Chuck also told me he wouldn’t leave me, but would never have children with me until he was sure I’d beaten my alcoholism. He must have forgotten I never wanted children. His ultimatum is what got to me, though. I had to prove I was worthy of him; and, by golly, I would.

I sat through the first meeting, with Chuck by my side. I was shaking so much he thought I was cold. I wasn’t. I was scared. The stories I was hearing were dreadful. The “bottoms” people spoke about were much lower than mine, but they spoke about them with unexpected humor. They also spoke of relapses and the need to keep coming to the meetings.

The time came for announcements. People stood and declared days, weeks, months, and years of sobriety–each followed by applause and “amens” from the crowd. Some received much-coveted “chips.” Then the leader–there was always a leader–asked if there was anyone new in the group. This was my cue. I stood on legs so weak and wobbly, I must’ve looked like a calf standing for the first time, and said the most difficult sentence of my life to date, “Hi, my name is Lorna, and…I’m an…an alcoholic.” They must’ve also thought I had a speech-impediment because it came out choppy and glurpy with tears. Applause followed. Applause?

Okay, so I didn't look quite that glamorous and they didn't give me a solid gold trophy or make me stand in front of a microphone. But the tears were real. And the applause...

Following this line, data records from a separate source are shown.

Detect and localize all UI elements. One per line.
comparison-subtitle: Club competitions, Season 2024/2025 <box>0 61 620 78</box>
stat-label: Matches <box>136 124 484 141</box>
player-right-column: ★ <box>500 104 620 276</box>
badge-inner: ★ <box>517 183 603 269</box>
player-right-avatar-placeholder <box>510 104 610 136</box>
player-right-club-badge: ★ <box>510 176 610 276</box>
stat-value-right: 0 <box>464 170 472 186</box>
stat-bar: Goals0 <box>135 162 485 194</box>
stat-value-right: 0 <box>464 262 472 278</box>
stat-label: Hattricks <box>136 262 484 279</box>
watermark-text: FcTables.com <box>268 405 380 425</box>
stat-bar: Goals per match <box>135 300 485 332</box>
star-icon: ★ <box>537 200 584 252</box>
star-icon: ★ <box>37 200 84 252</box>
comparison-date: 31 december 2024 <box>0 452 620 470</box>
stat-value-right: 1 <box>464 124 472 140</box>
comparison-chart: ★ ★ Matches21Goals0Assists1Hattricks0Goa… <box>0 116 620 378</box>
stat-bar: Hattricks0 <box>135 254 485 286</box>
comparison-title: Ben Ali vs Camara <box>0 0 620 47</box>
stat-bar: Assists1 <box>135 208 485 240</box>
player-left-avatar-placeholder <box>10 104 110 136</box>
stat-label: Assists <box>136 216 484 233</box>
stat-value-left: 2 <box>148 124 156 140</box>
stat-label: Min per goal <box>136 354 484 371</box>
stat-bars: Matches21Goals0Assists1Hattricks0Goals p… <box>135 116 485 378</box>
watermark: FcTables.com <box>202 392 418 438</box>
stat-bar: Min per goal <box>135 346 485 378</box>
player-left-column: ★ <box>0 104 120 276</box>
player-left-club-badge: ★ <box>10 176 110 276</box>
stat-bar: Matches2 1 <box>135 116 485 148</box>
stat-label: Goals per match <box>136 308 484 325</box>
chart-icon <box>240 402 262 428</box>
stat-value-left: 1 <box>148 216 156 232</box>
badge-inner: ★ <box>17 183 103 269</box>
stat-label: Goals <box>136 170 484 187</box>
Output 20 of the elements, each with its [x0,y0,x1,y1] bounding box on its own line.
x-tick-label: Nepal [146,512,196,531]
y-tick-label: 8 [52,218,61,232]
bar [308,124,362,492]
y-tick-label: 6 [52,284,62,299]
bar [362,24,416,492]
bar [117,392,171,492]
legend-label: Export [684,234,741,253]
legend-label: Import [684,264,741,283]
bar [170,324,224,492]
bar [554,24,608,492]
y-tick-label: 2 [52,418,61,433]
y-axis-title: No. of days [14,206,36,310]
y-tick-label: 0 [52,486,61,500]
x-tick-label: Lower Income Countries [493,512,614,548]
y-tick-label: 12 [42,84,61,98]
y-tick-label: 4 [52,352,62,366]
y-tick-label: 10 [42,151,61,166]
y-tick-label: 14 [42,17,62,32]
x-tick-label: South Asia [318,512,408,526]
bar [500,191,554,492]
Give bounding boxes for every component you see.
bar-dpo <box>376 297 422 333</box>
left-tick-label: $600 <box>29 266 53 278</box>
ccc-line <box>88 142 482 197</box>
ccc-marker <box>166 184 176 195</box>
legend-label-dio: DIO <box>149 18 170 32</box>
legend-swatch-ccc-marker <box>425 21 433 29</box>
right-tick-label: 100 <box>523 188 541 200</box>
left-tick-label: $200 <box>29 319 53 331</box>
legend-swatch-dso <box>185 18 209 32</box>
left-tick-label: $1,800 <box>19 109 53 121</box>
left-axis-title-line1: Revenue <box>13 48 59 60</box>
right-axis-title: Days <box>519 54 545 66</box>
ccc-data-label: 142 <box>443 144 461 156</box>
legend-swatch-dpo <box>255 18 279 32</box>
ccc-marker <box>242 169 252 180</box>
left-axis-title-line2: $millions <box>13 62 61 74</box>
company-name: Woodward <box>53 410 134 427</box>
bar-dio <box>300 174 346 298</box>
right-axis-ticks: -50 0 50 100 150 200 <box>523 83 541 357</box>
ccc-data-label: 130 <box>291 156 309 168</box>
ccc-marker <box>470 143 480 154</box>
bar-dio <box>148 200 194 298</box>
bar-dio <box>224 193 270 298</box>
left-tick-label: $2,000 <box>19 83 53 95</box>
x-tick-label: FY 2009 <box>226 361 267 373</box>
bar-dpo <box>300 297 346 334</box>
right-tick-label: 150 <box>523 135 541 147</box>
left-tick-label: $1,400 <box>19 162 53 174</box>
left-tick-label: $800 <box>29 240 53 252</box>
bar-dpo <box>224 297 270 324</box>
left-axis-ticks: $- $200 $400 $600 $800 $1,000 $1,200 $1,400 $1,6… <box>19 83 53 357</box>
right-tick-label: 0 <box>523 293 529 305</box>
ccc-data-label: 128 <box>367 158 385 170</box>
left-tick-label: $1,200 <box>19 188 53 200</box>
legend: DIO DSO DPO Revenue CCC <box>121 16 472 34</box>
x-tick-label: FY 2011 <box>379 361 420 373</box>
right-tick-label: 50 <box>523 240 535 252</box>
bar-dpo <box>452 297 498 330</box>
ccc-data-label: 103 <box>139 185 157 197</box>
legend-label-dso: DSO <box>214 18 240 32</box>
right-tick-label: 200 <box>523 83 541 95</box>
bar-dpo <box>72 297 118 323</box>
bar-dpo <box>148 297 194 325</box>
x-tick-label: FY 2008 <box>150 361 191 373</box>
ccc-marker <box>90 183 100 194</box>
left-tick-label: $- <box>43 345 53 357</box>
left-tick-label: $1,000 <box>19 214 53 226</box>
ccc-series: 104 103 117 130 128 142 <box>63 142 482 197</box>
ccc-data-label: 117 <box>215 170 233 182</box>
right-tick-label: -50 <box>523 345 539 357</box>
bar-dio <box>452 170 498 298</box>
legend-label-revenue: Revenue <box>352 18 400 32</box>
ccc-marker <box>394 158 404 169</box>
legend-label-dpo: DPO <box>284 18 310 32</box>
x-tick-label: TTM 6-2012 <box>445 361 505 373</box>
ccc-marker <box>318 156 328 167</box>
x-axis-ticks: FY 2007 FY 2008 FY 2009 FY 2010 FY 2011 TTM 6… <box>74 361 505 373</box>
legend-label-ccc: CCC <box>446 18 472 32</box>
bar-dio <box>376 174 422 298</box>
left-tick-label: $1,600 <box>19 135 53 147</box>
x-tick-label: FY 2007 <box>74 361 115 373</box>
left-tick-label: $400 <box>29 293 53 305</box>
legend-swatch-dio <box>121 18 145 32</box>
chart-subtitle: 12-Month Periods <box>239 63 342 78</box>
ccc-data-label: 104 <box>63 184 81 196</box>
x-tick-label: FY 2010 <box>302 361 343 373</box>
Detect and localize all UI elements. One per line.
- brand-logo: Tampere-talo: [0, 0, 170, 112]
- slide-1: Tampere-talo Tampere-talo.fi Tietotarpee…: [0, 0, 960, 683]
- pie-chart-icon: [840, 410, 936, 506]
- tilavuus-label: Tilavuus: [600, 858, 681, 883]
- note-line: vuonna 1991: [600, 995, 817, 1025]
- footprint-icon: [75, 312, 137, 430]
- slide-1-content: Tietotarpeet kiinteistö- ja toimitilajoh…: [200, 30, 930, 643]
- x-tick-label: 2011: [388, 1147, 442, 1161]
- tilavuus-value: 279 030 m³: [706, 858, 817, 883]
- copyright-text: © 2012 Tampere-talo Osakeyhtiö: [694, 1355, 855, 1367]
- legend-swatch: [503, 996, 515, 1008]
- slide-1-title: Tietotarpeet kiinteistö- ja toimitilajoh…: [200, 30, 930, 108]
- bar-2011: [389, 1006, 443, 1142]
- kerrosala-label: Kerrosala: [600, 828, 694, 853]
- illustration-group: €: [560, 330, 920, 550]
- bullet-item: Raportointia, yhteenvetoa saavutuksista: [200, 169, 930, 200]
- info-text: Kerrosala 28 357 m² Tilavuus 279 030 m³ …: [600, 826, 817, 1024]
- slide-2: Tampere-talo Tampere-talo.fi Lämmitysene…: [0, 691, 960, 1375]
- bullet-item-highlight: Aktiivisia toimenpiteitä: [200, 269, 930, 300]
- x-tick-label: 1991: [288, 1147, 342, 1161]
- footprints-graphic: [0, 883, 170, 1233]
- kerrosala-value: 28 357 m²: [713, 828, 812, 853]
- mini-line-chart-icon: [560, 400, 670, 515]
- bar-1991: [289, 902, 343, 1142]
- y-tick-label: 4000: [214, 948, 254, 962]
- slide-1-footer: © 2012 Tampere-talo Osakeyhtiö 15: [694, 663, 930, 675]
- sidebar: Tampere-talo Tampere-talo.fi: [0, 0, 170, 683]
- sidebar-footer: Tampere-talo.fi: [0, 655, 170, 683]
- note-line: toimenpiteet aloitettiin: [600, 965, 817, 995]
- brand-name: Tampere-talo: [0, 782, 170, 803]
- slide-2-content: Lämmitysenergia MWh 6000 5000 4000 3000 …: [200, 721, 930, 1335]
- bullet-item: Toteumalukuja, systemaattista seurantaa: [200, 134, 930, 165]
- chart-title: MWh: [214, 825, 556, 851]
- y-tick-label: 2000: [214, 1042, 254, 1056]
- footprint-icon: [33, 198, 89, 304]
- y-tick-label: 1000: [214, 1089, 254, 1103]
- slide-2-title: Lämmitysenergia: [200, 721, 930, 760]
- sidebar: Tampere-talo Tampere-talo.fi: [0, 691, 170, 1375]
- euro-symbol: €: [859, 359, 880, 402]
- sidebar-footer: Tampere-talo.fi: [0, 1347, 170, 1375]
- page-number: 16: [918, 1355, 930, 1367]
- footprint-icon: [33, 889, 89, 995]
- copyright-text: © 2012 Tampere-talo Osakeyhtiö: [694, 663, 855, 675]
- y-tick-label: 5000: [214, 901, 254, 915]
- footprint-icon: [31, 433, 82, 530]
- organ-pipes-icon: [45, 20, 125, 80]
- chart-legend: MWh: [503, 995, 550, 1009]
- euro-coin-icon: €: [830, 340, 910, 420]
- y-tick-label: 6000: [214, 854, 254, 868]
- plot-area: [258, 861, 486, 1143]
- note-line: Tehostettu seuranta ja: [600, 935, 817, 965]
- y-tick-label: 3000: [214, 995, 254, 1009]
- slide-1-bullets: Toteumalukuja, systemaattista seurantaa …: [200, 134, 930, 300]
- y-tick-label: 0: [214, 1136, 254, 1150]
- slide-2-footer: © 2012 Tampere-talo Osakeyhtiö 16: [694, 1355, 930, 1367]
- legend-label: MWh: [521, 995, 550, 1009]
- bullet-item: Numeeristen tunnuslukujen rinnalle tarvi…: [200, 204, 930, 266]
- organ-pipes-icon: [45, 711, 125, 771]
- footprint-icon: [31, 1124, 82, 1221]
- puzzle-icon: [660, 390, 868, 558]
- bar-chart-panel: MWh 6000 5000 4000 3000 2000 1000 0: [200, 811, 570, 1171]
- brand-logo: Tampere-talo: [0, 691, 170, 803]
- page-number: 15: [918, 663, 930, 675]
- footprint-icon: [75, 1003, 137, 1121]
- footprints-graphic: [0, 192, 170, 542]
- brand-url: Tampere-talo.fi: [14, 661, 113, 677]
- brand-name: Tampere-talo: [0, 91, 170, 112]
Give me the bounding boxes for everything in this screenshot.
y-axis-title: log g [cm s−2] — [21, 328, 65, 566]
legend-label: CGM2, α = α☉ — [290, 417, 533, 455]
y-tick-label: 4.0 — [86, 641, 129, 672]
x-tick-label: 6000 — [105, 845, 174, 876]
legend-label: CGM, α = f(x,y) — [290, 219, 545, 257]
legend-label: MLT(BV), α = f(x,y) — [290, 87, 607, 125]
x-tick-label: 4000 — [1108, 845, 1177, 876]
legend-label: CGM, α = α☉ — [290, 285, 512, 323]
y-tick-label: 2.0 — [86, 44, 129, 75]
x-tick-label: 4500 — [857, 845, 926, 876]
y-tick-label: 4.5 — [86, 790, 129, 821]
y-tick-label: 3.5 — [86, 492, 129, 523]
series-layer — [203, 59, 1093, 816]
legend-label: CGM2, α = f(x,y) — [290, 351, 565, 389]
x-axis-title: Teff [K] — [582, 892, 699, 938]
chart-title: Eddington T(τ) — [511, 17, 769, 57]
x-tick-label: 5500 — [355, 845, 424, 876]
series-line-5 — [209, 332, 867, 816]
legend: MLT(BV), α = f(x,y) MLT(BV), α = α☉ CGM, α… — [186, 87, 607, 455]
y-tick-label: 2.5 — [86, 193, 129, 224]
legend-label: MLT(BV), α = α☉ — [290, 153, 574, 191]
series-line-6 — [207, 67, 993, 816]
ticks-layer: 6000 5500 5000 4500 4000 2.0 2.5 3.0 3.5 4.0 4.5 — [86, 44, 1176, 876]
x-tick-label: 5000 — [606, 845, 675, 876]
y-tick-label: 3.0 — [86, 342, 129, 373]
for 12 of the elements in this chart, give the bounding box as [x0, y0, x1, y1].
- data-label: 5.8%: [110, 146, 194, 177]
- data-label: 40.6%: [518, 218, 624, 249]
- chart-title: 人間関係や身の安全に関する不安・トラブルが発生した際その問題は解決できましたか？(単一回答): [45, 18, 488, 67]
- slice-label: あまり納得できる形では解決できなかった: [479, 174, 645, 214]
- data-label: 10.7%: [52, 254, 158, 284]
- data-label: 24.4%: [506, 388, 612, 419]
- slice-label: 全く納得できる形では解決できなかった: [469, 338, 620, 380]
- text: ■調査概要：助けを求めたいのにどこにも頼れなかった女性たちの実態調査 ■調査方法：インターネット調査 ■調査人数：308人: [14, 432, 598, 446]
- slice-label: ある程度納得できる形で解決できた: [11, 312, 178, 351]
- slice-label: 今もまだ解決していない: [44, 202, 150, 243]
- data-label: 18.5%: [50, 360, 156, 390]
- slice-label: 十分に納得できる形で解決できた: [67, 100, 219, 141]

After the prayer circle, happy, helpful people swarmed me. I got all kinds of advice (30 meetings/30 days, tips for quelling cravings), many offers for sponsors, where to buy The Blue Book (their Bible), and encouragement to stay for coffee and donuts. I was polite, listened, and got out as soon as I could.

I was overwhelmed with The Program and the kind, but intense, members of AA. They wanted me.

Once in the fresh air, my head and lungs clearing from the meeting, I knew in the deepest part of me that AA wasn’t for me.